Es wird viel und auch sehr auffälliger Schmuck getragen, die teils spektakulären Stücke sorgen in den Pariser Salons für Gesprächsstoff. Ob Halsketten, Broschen an Kragen oder Ausschnitt, Ringe oder Armreifen: Die ganze Palette möglicher Schmuckstücke wird ausgereizt. Gegen Mitte des 20. Jahrhunderts sind die Stücke in den Metropolen wieder dezenter: Die zwei Clip-Broschen aus Gold und Topasen von Cartier in London zeugen von einer schlichten Eleganz in Form und großen Wertigkeit im Material.
Ein Highlight der Ausstellung ist die orangerot funkelnde, fein geschliffene Tiffany-Brosche aus der Sammlung des Schmuckmuseums Pforzheim, die mit kleinen Diamanten verziert ist.

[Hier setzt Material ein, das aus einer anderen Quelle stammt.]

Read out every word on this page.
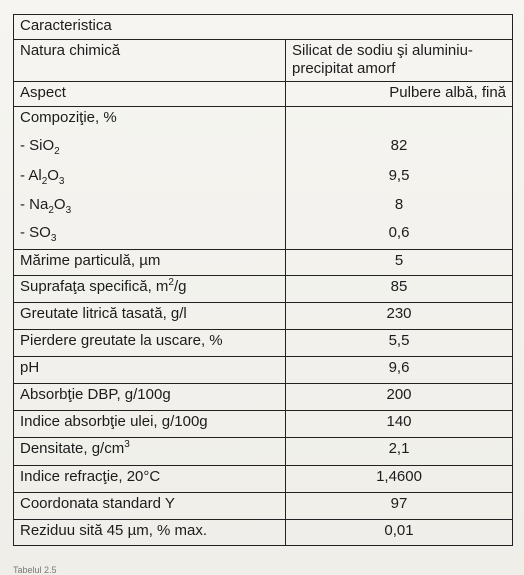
Caracteristica	
Natura chimică	Silicat de sodiu şi aluminiu-
precipitat amorf
Aspect	Pulbere albă, fină
Compoziţie, %	
- SiO$_2$	82
- $Al_2O_3$	9,5
- $Na_2O_3$	8
- $SO_3$	0,6
Mărime particulă, µm	5
Suprafaţa specifică, $m^2/g$	85
Greutate litrică tasată, g/l	230
Pierdere greutate la uscare, %	5,5
pH	9,6
Absorbţie DBP, g/100g	200
Indice absorbţie ulei, g/100g	140
Densitate, $g/cm^3$	2,1
Indice refracţie, 20°C	1,4600
Coordonata standard Y	97
Reziduu sită 45 µm, % max.	0,01
Tabelul 2.5
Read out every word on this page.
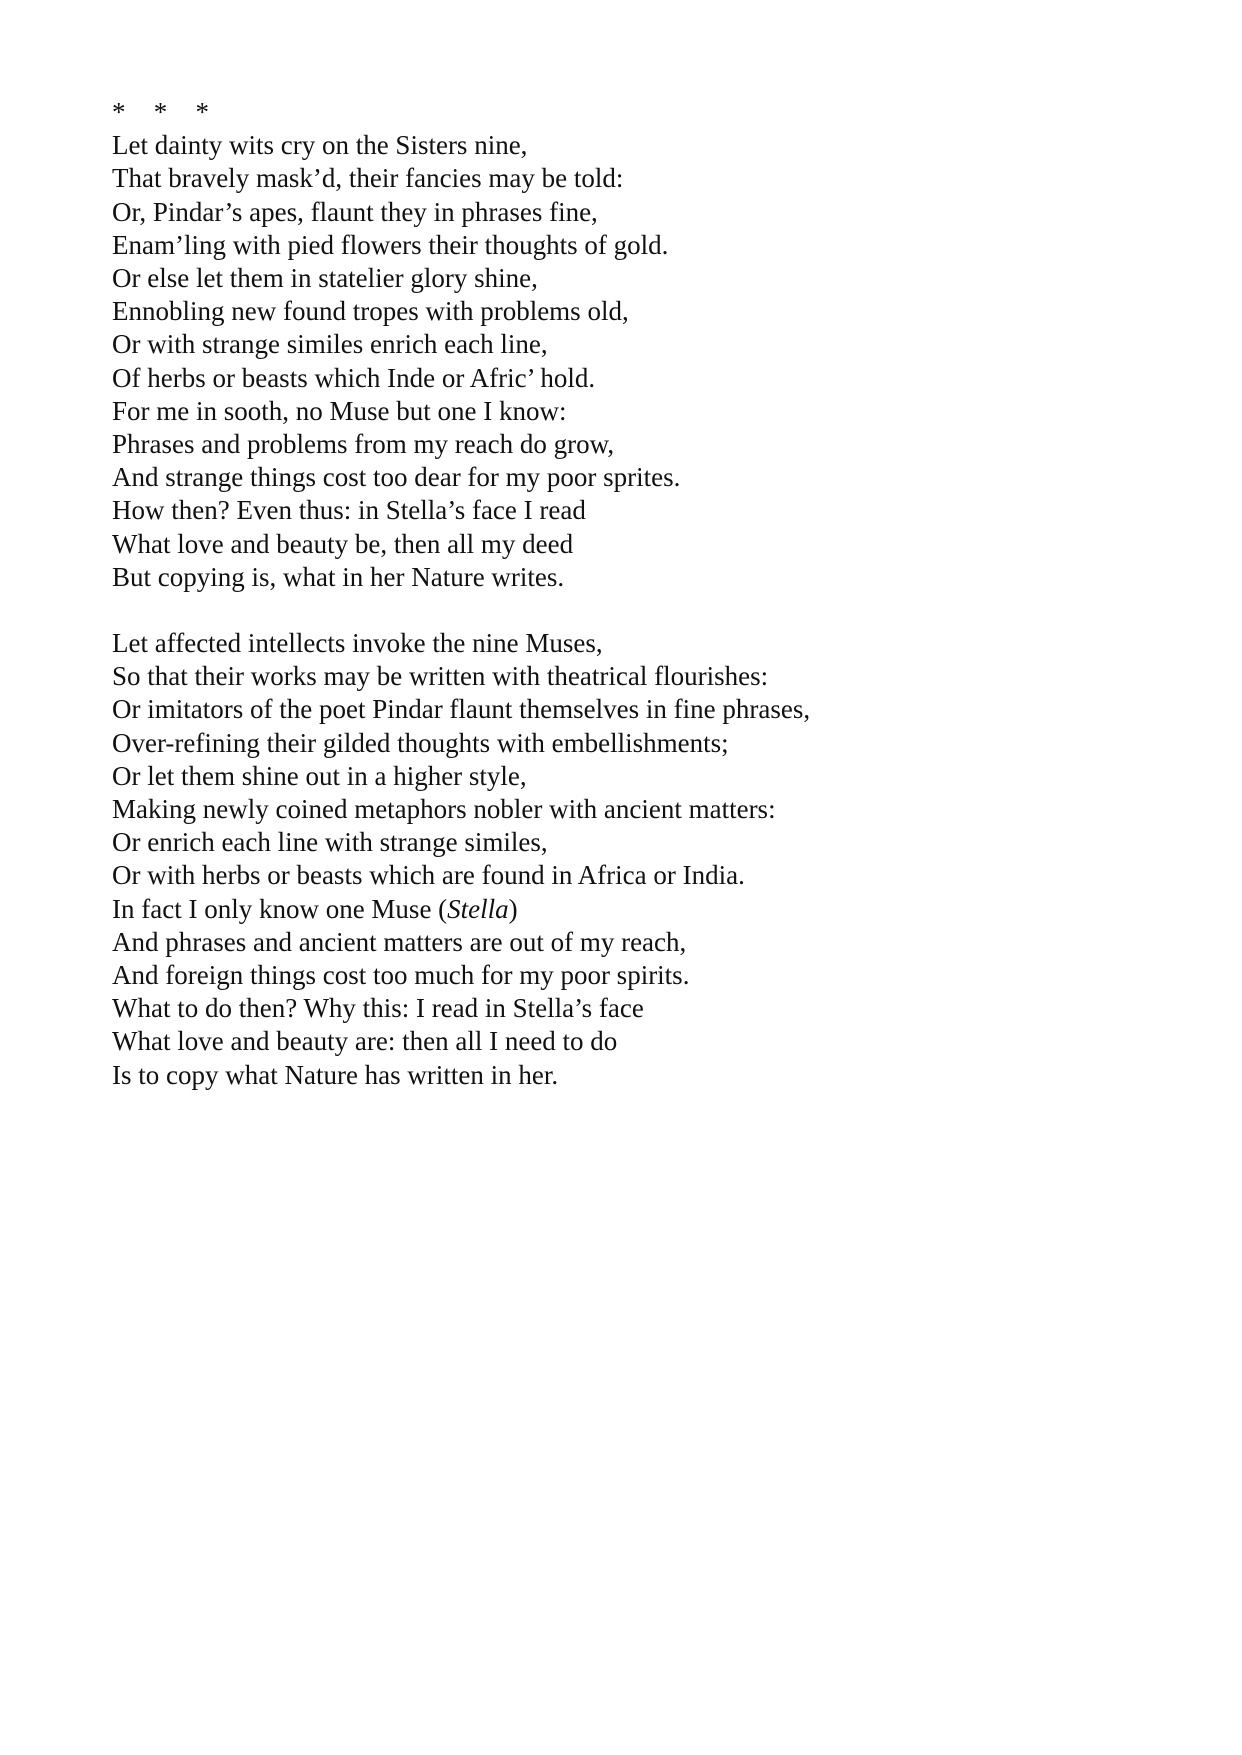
*   *   *
Let dainty wits cry on the Sisters nine,
That bravely mask’d, their fancies may be told:
Or, Pindar’s apes, flaunt they in phrases fine,
Enam’ling with pied flowers their thoughts of gold.
Or else let them in statelier glory shine,
Ennobling new found tropes with problems old,
Or with strange similes enrich each line,
Of herbs or beasts which Inde or Afric’ hold.
For me in sooth, no Muse but one I know:
Phrases and problems from my reach do grow,
And strange things cost too dear for my poor sprites.
How then? Even thus: in Stella’s face I read
What love and beauty be, then all my deed
But copying is, what in her Nature writes.
Let affected intellects invoke the nine Muses,
So that their works may be written with theatrical flourishes:
Or imitators of the poet Pindar flaunt themselves in fine phrases,
Over-refining their gilded thoughts with embellishments;
Or let them shine out in a higher style,
Making newly coined metaphors nobler with ancient matters:
Or enrich each line with strange similes,
Or with herbs or beasts which are found in Africa or India.
In fact I only know one Muse (Stella)
And phrases and ancient matters are out of my reach,
And foreign things cost too much for my poor spirits.
What to do then? Why this: I read in Stella’s face
What love and beauty are: then all I need to do
Is to copy what Nature has written in her.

Ob zeitlos elegant, aufwändig, prachtvoll oder dezent: Alle Exponate zeugen von einer hohen Virtuosität und Kreativität, wie sie eben nur die pulsierenden Metropolen hervorbringen konnten. Den Besucher erwartet eine spannende Zeitreise durch die Epochen und die wichtigen Zentren der Welt, in denen Schmuckgeschichte geschrieben wurde.